One afternoon, everything came to a head. I had been strolling down Cala Monjoi, as I often did in those jobless days, so I could revel in the envy provoked by diners leaving El Bulli in their big cars, with a blonde as arm candy and a belly full of deconstructed tortilla española. I’d spent the afternoon planning to buy a rifle with a telescopic sight so I could fire above the diners’ heads; later I thought an AK-47 might be a better way to get a table without a reservation, like a Vietnam vet, and I got so excited at the thought that I almost killed myself on the highway, pushing my old SEAT Panda to the limit of how fast it could go. As I sped up the Carmelo highway and turned toward my house, a certain scent of burnt lamb made me think it might be better if I stopped at the mechanic’s on Santuarios to check the car while I calmed my nerves with a couple of drinks at the nearby bar, El Pibe.
I was attended to by a young indigenous man with lips as thick as Mallorcan sausages. He had an air about him like a juvenile delinquent and, given the tiresome salsa music that was spilling from the speakers, I figured he was Colombian.
“What’s up, bro? The spark plugs are practically dead!” he declared after a simple peek at the engine. “I’ll have it ready for you in a half hour.”

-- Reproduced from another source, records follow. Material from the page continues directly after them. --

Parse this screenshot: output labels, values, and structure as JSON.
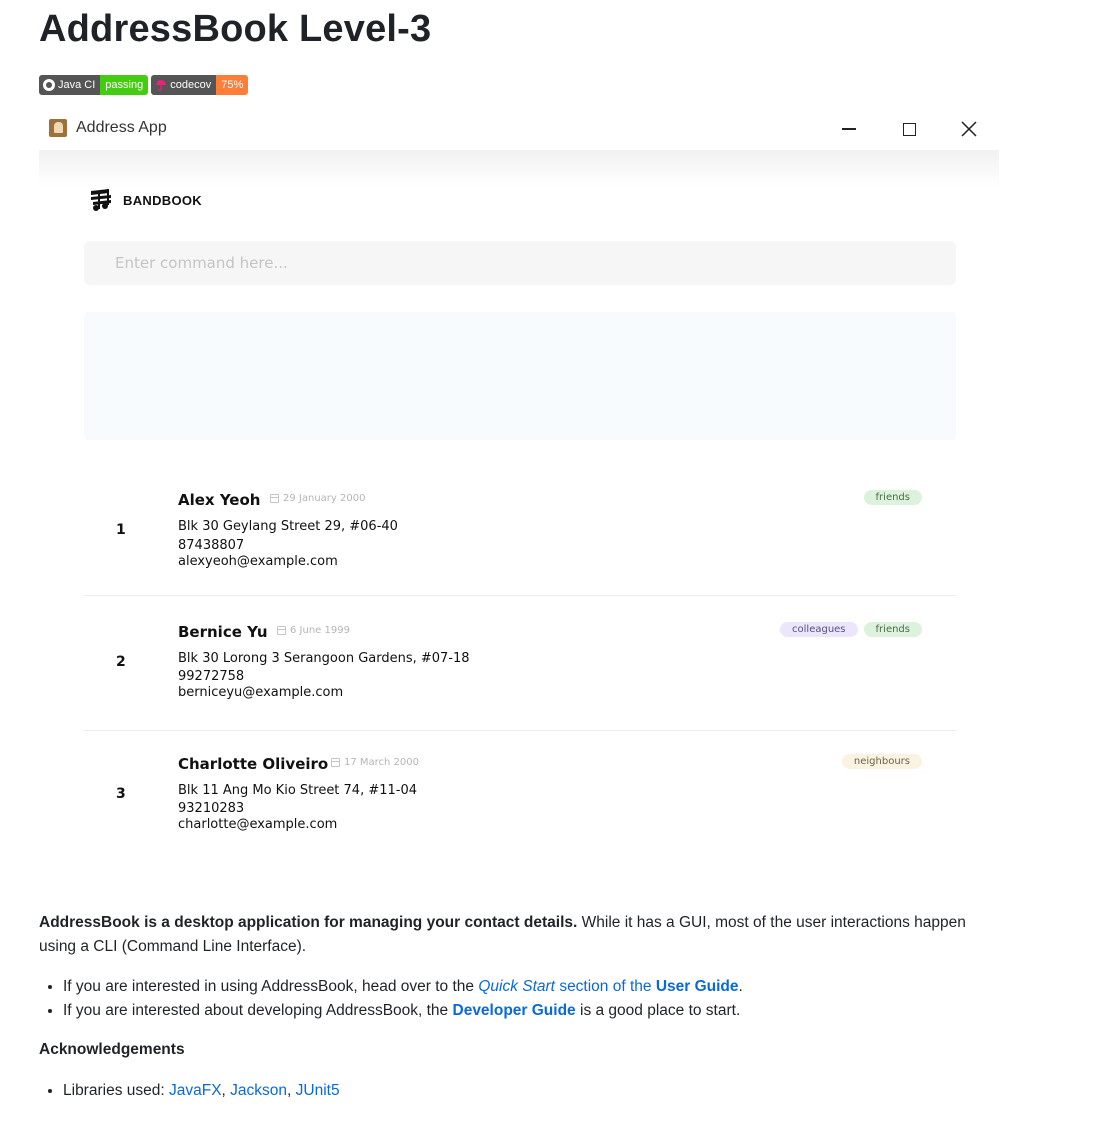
{
  "title": "AddressBook Level-3",
  "badges": [
    {
      "label": "Java CI",
      "status": "passing",
      "color": "#4c1"
    },
    {
      "label": "codecov",
      "status": "75%",
      "color": "#fe7d37"
    }
  ],
  "window": {
    "title": "Address App",
    "icon": "address-book-icon"
  },
  "brand": {
    "name": "BANDBOOK",
    "icon": "music-notes-icon"
  },
  "command": {
    "placeholder": "Enter command here...",
    "value": ""
  },
  "persons": [
    {
      "index": "1",
      "name": "Alex Yeoh",
      "birthday": "29 January 2000",
      "address": "Blk 30 Geylang Street 29, #06-40",
      "phone": "87438807",
      "email": "alexyeoh@example.com",
      "tags": [
        "friends"
      ]
    },
    {
      "index": "2",
      "name": "Bernice Yu",
      "birthday": "6 June 1999",
      "address": "Blk 30 Lorong 3 Serangoon Gardens, #07-18",
      "phone": "99272758",
      "email": "berniceyu@example.com",
      "tags": [
        "colleagues",
        "friends"
      ]
    },
    {
      "index": "3",
      "name": "Charlotte Oliveiro",
      "birthday": "17 March 2000",
      "address": "Blk 11 Ang Mo Kio Street 74, #11-04",
      "phone": "93210283",
      "email": "charlotte@example.com",
      "tags": [
        "neighbours"
      ]
    }
  ],
  "readme": {
    "intro_bold": "AddressBook is a desktop application for managing your contact details.",
    "intro_rest": "While it has a GUI, most of the user interactions happen using a CLI (Command Line Interface).",
    "bullet1_pre": "If you are interested in using AddressBook, head over to the",
    "bullet1_link_italic": "Quick Start",
    "bullet1_link_mid": "section of the",
    "bullet1_link_bold": "User Guide",
    "bullet1_post": ".",
    "bullet2_pre": "If you are interested about developing AddressBook, the",
    "bullet2_link": "Developer Guide",
    "bullet2_post": "is a good place to start.",
    "ack_heading": "Acknowledgements",
    "libs_pre": "Libraries used:",
    "libs": [
      "JavaFX",
      "Jackson",
      "JUnit5"
    ]
  }
}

I was on my way out the door when I happened to glance at the speaker delivering that relentless musical torture and saw a framed university degree, a master’s in philosophy and letters from the University of Cartagena de Indias. Another aspiring South American intellectual working like a peon in Barcelona, I thought as my gaze moved around the mess in the office and bumped into
a familiar-looking book under some papers. It was a copy of La lectora. That’s when I realized the smell of burnt lamb wasn’t coming from the engine but from my own head.

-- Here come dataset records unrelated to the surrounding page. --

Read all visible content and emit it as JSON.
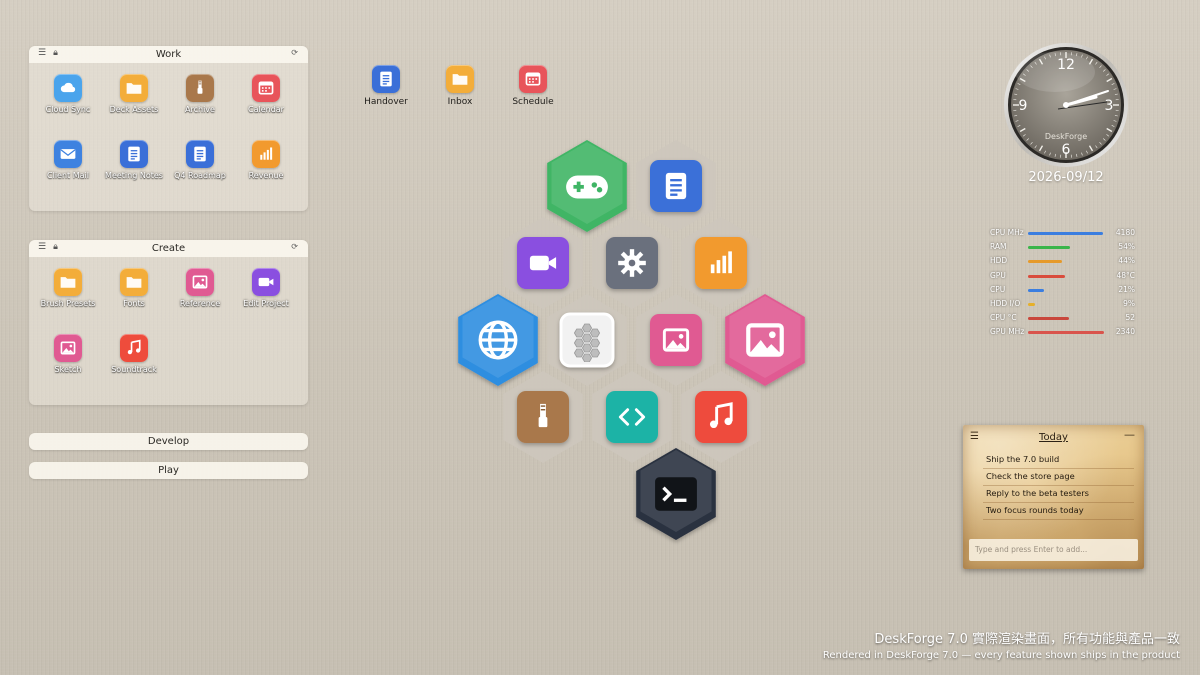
{
  "fences": {
    "work": {
      "title": "Work",
      "items": [
        {
          "label": "Cloud Sync",
          "icon": "cloud-icon",
          "color": "#4aa4ec"
        },
        {
          "label": "Deck Assets",
          "icon": "folder-icon",
          "color": "#f3ad3a"
        },
        {
          "label": "Archive",
          "icon": "archive-icon",
          "color": "#a9784b"
        },
        {
          "label": "Calendar",
          "icon": "calendar-icon",
          "color": "#e8545a"
        },
        {
          "label": "Client Mail",
          "icon": "mail-icon",
          "color": "#3e82e0"
        },
        {
          "label": "Meeting Notes",
          "icon": "document-icon",
          "color": "#3a6fd8"
        },
        {
          "label": "Q4 Roadmap",
          "icon": "document-icon",
          "color": "#3a6fd8"
        },
        {
          "label": "Revenue",
          "icon": "chart-icon",
          "color": "#f29a2e"
        }
      ]
    },
    "create": {
      "title": "Create",
      "items": [
        {
          "label": "Brush Presets",
          "icon": "folder-icon",
          "color": "#f3ad3a"
        },
        {
          "label": "Fonts",
          "icon": "folder-icon",
          "color": "#f3ad3a"
        },
        {
          "label": "Reference",
          "icon": "image-icon",
          "color": "#e05a92"
        },
        {
          "label": "Edit Project",
          "icon": "video-icon",
          "color": "#8a4fe0"
        },
        {
          "label": "Sketch",
          "icon": "image-icon",
          "color": "#e05a92"
        },
        {
          "label": "Soundtrack",
          "icon": "music-icon",
          "color": "#ee4c3c"
        }
      ]
    },
    "develop": {
      "title": "Develop"
    },
    "play": {
      "title": "Play"
    }
  },
  "desktop_icons": [
    {
      "label": "Handover",
      "icon": "document-icon",
      "color": "#3a6fd8"
    },
    {
      "label": "Inbox",
      "icon": "folder-icon",
      "color": "#f3ad3a"
    },
    {
      "label": "Schedule",
      "icon": "calendar-icon",
      "color": "#e8545a"
    }
  ],
  "hex_launcher": {
    "cells": [
      {
        "name": "games",
        "icon": "gamepad-icon",
        "color": "#3fb565"
      },
      {
        "name": "documents",
        "icon": "document-icon",
        "color": "#3a6fd8"
      },
      {
        "name": "video",
        "icon": "video-icon",
        "color": "#8a4fe0"
      },
      {
        "name": "settings",
        "icon": "gear-icon",
        "color": "#6b6f7d"
      },
      {
        "name": "charts",
        "icon": "chart-icon",
        "color": "#f29a2e"
      },
      {
        "name": "browser",
        "icon": "globe-icon",
        "color": "#2f8ee0"
      },
      {
        "name": "hub",
        "icon": "hex-cluster-icon",
        "color": "#f4f4f4"
      },
      {
        "name": "pictures",
        "icon": "image-icon",
        "color": "#e05a92"
      },
      {
        "name": "gallery",
        "icon": "image-icon",
        "color": "#e05a92"
      },
      {
        "name": "archive",
        "icon": "archive-icon",
        "color": "#a9784b"
      },
      {
        "name": "code",
        "icon": "code-icon",
        "color": "#1fb3a6"
      },
      {
        "name": "music",
        "icon": "music-icon",
        "color": "#ee4c3c"
      },
      {
        "name": "terminal",
        "icon": "terminal-icon",
        "color": "#2b3240"
      }
    ]
  },
  "clock": {
    "numerals": [
      "12",
      "3",
      "6",
      "9"
    ],
    "brand": "DeskForge",
    "date": "2026-09/12"
  },
  "system_monitor": [
    {
      "label": "CPU MHz",
      "value": "4180",
      "level": 0.96,
      "color": "#3b7ee0"
    },
    {
      "label": "RAM",
      "value": "54%",
      "level": 0.54,
      "color": "#3ab54a"
    },
    {
      "label": "HDD",
      "value": "44%",
      "level": 0.44,
      "color": "#e69a2a"
    },
    {
      "label": "GPU",
      "value": "48°C",
      "level": 0.48,
      "color": "#d94c3c"
    },
    {
      "label": "CPU",
      "value": "21%",
      "level": 0.21,
      "color": "#3b7ee0"
    },
    {
      "label": "HDD I/O",
      "value": "9%",
      "level": 0.09,
      "color": "#e6b02a"
    },
    {
      "label": "CPU °C",
      "value": "52",
      "level": 0.52,
      "color": "#c9473c"
    },
    {
      "label": "GPU MHz",
      "value": "2340",
      "level": 0.98,
      "color": "#d9544c"
    }
  ],
  "note": {
    "title": "Today",
    "items": [
      "Ship the 7.0 build",
      "Check the store page",
      "Reply to the beta testers",
      "Two focus rounds today"
    ],
    "input_placeholder": "Type and press Enter to add..."
  },
  "footer": {
    "line1": "DeskForge 7.0 實際渲染畫面，所有功能與產品一致",
    "line2": "Rendered in DeskForge 7.0 — every feature shown ships in the product"
  }
}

“Do you like to read, buddy?” the mechanic asked when he saw my eyes fixed on the book’s cover. “I’ll give you a copy of my novel. I just work here to put food on the table for my eight kids, but my real vocation is literature.”
I left in a flash, with my stomach turning and the book in my hand. My wife was cheating on me with a South American mechanic with intellectual pretensions! That’s the thing about Spain: you pick up a rock and uncover a writer underneath. We’re a country of Quixotes, poisoned by novels. It starts by abusing literature and ends by cooking with liquid nitrogen.
After that terrible blow, I felt the moment had come for me to act but I contained myself: vengeance is best served cold, like a gazpacho frappé.
I came up with my plan that very night: the next day I drove my SEAT Panda to an isolated curve on Aguas Road. I walked down to a phone booth on Avenida de Vallvidrera and called the mechanic.
“Hello?”
“Don Sergio, my car stopped working again.”
“Don’t worry, buddy, I’ll come get you right away.”
Everything went according to my plan: I killed time smoking one Chester after another, looking out at the city’s detestable new skyline, until, forty-five minutes later, the indigenous guy showed up, loudly honking the horn of his rickety tow truck.